例えば見積り工数がブレる、成果物の品質が低い、仕様変更が頻発する、といった問題も元をたどれば要件定義の問題に起因することが驚くほど多いものです。
考えてみれば、何を実現すべきなのか曖昧なままで、QCDをきちんと満たすものが開発できるはずがありません。また、大きなプロジェクトになるほど途中で要件が変更となる(変更せざるを得ない)ケースもよく発生しますので、適切に要件定義書を更新するといったことも必要となります。
業務担当者とIT担当者のいずれかが要件定義に慣れていない場合、失敗のリスクがかなり高くなりますし、さらに、双方とも慣れていない場合は、私の経験上、ほぼ100%の確率で何らかの問題が起こると言えるほどです。

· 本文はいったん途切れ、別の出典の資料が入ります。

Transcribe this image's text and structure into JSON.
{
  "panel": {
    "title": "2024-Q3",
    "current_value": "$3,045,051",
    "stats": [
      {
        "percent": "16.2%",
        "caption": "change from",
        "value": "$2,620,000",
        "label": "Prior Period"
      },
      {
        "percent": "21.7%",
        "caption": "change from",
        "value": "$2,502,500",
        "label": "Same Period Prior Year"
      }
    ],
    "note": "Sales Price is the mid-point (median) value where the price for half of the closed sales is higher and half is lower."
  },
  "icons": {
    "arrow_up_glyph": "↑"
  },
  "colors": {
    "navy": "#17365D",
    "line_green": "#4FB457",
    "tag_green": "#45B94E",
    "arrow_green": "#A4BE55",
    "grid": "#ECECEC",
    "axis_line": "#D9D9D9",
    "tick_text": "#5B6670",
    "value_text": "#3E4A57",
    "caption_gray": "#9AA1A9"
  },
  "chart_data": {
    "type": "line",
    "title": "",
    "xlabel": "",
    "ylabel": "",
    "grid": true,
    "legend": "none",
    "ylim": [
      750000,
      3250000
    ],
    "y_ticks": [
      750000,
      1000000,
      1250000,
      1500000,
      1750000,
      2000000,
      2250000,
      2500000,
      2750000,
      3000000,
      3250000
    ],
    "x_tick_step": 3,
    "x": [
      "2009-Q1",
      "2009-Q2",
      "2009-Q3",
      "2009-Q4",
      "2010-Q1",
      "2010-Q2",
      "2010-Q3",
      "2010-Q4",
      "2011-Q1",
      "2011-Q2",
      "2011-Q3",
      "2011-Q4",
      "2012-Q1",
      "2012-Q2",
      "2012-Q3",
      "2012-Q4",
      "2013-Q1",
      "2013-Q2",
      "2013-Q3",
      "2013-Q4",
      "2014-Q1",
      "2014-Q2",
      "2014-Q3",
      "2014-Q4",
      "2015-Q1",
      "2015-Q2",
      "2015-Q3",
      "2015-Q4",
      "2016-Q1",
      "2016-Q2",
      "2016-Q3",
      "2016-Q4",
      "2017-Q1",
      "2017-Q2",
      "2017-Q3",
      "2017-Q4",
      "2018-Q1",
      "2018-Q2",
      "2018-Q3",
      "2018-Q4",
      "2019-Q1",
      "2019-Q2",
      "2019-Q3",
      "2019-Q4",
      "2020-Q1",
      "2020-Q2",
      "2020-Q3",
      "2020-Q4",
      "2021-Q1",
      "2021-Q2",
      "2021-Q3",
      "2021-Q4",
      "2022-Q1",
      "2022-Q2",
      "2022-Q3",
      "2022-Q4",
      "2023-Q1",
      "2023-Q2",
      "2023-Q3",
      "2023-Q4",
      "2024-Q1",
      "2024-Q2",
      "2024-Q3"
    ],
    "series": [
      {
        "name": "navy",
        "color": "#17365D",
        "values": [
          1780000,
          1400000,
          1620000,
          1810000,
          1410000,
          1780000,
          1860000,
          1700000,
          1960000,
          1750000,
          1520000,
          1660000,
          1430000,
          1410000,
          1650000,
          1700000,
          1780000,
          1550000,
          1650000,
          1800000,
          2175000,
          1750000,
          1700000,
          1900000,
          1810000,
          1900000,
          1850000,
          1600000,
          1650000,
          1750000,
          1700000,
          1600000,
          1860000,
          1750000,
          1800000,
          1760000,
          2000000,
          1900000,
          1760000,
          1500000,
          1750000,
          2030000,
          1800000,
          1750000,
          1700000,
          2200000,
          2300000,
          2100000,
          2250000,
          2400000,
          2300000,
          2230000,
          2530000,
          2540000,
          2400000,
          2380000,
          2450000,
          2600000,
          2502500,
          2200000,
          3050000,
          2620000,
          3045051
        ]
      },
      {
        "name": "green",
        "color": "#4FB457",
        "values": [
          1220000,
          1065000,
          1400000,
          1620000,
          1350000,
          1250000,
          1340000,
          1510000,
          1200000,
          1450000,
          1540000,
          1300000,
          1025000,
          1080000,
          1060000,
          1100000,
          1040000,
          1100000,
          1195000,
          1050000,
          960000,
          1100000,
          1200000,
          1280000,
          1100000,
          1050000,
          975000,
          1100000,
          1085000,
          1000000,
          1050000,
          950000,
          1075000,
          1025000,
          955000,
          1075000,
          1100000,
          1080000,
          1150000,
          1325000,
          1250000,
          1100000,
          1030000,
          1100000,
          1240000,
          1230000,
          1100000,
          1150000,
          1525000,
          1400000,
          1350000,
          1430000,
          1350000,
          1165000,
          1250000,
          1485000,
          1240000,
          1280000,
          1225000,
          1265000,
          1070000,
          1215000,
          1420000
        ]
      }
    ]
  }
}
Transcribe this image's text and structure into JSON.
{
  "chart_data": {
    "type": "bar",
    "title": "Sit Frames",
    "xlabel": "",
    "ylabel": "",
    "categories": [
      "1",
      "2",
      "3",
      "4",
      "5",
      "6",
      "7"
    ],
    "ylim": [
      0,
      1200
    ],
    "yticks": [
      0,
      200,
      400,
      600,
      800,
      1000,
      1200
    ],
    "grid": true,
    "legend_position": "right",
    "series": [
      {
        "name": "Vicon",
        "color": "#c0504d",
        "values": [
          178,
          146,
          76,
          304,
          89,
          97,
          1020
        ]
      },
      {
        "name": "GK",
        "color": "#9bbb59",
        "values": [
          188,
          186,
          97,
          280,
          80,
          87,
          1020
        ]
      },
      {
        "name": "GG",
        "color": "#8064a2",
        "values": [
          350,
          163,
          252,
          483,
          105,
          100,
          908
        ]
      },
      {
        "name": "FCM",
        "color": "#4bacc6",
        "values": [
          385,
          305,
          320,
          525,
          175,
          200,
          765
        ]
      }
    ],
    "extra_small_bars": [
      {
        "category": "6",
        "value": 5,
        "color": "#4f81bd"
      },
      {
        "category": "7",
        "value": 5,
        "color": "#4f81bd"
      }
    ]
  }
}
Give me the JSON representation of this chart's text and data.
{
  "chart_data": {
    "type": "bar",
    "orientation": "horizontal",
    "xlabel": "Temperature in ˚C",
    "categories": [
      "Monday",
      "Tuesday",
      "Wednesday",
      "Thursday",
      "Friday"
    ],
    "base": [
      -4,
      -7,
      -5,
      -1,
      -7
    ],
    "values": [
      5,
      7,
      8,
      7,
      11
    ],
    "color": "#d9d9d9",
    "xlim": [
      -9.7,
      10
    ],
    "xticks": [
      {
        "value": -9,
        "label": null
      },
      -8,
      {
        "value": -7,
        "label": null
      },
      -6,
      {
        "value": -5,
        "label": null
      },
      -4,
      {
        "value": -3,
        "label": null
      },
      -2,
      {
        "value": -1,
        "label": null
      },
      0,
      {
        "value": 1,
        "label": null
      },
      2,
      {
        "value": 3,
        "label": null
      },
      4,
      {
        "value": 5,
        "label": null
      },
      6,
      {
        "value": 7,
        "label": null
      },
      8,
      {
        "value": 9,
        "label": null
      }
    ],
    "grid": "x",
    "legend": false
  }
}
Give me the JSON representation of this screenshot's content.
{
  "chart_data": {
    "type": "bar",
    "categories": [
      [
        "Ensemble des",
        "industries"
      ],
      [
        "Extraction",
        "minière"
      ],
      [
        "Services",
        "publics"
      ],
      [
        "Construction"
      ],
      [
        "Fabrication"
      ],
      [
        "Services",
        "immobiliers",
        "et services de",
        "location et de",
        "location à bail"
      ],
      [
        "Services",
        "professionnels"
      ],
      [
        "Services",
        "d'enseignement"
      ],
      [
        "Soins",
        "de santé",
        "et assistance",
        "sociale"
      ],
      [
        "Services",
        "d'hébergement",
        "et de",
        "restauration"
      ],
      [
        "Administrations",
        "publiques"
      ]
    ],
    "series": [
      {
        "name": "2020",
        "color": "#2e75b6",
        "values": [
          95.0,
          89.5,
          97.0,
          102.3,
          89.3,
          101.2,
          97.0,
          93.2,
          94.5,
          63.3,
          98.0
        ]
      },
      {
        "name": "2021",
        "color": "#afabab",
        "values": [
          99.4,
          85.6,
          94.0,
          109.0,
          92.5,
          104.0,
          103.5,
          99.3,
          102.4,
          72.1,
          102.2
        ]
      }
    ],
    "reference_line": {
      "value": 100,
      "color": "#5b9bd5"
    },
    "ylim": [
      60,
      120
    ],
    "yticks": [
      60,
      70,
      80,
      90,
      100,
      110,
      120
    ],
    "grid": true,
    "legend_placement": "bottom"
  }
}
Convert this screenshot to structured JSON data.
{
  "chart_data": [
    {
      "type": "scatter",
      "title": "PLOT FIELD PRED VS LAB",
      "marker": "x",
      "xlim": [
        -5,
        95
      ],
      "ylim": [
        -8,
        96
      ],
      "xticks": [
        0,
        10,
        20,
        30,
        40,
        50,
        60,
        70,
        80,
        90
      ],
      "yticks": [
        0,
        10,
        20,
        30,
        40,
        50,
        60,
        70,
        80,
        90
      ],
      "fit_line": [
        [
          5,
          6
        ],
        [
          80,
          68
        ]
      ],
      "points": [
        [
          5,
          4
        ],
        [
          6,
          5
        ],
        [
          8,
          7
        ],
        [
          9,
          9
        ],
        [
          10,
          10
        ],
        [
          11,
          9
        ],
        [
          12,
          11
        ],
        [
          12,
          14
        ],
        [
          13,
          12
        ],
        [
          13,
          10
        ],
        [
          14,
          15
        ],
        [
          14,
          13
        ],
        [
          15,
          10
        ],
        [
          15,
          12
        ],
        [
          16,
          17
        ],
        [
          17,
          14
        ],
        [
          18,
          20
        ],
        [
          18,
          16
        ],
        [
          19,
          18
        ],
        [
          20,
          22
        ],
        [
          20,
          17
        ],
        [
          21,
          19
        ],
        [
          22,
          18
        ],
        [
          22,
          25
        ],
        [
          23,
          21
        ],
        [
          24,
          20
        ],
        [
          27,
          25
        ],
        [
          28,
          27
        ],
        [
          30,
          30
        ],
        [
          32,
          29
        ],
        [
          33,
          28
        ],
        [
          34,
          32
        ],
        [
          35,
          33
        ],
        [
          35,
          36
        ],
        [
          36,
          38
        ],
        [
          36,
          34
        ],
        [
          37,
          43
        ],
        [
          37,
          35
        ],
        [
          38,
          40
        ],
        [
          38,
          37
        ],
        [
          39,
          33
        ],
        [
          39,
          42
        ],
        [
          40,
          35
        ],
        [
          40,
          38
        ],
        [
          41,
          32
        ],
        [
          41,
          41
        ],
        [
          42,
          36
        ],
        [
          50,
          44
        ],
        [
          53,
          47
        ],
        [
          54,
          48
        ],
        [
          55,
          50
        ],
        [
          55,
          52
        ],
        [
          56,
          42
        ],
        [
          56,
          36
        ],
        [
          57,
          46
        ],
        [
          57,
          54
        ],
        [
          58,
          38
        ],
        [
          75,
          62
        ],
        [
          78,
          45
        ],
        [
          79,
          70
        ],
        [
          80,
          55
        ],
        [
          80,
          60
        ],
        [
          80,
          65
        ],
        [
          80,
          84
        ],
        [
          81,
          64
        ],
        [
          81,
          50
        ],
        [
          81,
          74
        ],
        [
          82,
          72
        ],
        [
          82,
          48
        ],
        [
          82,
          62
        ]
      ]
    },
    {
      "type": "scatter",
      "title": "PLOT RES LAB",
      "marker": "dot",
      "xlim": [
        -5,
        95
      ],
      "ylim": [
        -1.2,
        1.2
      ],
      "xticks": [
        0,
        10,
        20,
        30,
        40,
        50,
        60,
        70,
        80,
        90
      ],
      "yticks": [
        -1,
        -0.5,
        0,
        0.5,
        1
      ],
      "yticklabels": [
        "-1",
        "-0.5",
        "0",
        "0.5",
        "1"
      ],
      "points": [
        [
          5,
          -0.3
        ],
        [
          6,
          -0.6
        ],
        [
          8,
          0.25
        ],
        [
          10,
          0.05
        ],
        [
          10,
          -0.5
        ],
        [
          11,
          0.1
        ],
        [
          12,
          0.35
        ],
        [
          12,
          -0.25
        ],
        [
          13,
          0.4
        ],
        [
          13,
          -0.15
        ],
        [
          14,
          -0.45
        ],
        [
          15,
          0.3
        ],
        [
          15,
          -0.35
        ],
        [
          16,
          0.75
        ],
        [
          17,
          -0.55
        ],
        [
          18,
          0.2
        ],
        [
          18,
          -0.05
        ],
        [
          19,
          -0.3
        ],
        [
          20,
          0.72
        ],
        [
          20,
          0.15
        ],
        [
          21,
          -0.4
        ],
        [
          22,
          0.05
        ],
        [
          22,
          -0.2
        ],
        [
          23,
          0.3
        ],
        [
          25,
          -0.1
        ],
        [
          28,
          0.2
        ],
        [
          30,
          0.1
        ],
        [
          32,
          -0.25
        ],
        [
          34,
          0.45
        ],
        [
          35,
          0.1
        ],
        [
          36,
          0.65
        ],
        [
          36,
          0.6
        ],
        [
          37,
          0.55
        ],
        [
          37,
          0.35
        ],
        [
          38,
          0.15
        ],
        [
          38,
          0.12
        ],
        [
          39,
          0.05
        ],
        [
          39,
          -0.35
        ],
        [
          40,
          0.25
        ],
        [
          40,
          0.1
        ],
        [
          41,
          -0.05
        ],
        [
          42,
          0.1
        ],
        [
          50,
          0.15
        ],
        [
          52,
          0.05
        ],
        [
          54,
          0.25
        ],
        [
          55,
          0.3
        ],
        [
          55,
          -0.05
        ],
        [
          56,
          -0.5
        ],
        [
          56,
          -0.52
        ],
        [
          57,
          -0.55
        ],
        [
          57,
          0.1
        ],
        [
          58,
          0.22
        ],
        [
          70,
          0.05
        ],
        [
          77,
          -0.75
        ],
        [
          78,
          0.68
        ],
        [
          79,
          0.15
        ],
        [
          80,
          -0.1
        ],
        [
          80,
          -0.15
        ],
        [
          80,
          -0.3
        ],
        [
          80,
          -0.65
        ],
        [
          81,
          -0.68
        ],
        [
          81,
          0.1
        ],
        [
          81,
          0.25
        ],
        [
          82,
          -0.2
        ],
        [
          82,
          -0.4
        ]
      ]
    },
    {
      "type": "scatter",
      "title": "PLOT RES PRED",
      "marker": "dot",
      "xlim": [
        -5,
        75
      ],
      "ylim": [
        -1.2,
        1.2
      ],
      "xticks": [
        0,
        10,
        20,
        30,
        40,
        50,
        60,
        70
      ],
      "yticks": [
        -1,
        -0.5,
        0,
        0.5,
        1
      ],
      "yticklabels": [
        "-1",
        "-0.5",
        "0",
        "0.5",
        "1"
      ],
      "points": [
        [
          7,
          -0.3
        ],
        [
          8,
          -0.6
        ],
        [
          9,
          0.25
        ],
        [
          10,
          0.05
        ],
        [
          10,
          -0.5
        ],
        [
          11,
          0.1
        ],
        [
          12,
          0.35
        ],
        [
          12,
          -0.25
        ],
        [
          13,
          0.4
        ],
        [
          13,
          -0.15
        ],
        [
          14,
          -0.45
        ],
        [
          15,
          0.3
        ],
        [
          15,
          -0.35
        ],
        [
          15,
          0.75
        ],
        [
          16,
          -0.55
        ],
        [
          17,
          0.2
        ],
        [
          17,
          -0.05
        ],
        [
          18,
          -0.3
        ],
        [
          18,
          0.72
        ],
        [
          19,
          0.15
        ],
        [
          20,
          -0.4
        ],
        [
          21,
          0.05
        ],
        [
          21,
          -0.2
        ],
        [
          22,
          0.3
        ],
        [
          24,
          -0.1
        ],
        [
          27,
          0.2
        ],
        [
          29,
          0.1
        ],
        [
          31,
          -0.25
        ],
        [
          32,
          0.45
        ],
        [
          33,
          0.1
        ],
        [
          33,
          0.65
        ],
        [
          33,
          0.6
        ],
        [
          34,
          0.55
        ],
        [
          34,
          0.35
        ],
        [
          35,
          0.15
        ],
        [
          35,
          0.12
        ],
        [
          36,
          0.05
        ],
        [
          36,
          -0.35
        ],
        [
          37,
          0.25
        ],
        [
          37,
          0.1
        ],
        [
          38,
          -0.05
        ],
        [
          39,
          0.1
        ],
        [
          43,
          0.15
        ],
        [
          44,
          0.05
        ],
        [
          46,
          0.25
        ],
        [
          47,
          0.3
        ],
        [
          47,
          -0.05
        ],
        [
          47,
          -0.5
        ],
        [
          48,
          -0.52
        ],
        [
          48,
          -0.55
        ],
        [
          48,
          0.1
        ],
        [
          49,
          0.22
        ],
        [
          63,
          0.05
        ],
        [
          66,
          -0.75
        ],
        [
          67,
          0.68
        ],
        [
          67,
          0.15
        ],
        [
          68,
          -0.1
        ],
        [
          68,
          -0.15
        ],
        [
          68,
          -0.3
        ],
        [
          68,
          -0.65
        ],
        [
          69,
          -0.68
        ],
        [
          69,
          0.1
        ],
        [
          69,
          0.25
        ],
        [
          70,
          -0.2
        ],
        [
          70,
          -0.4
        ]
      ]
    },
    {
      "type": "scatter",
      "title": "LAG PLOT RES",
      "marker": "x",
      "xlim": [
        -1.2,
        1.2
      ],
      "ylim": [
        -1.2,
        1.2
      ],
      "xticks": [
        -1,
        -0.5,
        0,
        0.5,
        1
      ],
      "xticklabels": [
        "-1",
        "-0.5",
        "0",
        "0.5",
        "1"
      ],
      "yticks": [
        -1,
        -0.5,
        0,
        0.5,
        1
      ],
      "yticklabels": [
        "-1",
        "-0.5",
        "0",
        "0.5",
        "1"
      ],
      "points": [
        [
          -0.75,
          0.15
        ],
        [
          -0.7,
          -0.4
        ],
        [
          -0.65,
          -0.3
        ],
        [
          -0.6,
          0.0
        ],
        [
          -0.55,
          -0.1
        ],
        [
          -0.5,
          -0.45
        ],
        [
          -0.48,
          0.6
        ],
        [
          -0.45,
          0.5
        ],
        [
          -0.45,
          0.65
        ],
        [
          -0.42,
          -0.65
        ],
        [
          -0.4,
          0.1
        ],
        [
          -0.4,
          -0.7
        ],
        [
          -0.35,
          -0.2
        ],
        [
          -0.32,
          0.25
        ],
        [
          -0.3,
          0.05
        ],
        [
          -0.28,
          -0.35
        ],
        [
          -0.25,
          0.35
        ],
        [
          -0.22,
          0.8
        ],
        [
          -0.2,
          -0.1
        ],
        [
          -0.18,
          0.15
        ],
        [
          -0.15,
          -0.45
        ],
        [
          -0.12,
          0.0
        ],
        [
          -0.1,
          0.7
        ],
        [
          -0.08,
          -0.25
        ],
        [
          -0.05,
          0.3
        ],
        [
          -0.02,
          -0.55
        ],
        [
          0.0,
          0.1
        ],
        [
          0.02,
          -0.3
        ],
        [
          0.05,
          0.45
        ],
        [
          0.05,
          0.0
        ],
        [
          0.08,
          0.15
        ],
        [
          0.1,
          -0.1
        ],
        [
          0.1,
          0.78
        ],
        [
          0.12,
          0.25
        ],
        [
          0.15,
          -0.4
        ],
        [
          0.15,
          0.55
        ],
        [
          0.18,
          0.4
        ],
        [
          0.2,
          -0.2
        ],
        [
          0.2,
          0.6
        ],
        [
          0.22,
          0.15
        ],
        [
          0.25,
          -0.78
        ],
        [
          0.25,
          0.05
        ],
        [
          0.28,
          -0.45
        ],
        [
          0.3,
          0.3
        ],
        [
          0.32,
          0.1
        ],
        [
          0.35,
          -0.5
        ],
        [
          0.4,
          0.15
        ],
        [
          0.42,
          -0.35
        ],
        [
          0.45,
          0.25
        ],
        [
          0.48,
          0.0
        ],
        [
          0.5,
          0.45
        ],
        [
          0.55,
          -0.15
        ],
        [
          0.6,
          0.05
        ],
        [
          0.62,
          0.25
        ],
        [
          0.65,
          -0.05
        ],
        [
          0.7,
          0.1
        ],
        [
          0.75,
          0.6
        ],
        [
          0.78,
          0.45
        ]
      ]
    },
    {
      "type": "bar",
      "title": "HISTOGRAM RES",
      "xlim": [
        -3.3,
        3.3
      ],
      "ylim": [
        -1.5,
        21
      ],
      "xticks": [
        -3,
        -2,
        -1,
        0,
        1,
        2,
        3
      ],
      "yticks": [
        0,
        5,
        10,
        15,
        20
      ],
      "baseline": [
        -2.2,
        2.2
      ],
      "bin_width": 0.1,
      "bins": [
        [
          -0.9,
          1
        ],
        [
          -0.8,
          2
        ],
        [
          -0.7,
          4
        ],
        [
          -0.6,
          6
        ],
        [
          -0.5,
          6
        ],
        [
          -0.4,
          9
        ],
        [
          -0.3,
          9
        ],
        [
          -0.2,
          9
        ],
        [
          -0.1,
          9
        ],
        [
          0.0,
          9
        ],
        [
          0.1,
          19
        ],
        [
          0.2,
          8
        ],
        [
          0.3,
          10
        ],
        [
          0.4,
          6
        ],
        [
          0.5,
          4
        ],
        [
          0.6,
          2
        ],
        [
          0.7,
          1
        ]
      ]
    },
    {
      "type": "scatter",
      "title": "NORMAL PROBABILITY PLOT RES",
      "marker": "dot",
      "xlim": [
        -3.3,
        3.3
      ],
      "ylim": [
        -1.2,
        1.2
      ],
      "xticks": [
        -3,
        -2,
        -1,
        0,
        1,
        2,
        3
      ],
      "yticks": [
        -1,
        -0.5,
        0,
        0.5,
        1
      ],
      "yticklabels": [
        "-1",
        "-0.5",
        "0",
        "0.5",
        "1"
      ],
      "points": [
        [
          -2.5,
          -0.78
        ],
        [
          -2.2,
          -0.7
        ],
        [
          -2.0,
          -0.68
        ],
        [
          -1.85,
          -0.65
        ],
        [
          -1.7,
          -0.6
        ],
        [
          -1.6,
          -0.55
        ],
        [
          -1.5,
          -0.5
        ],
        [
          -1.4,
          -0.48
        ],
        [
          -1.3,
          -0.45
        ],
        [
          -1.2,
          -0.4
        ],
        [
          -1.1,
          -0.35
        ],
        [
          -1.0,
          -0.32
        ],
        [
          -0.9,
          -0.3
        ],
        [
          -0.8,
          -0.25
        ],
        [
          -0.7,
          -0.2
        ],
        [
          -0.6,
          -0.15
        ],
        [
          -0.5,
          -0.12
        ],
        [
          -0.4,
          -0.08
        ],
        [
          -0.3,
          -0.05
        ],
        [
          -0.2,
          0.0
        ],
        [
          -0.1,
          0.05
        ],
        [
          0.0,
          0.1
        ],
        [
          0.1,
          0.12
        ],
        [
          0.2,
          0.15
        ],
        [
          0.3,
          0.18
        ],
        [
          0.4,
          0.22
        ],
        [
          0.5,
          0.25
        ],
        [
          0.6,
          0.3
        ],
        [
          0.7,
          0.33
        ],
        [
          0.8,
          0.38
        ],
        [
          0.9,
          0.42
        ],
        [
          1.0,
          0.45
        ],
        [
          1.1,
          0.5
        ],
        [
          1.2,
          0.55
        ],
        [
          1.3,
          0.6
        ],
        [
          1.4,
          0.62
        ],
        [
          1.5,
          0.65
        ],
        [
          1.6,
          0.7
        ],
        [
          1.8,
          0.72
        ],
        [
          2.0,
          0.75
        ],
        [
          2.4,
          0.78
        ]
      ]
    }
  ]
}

業務担当者、IT担当者とも要件定義を専門としている人は多くありませんし、また異動により要件定義に慣れていない人が参画してくるケースは常に発生するので、やむを得ない側面もあります。
そんな問題を解決する存在となり得るのがbusiness analyst(ビジネスアナリスト)です。
business analystは「要件定義に慣れていない人を相手にすること」に慣れていて、必要な情報を適切に引き出してきちんとドキュメントにまとめるスキルを有していると期待されます。
もしあなたの会社でまだこのような専任ポジションがない場合は、新設を検討・提案してみる価値があるでしょう。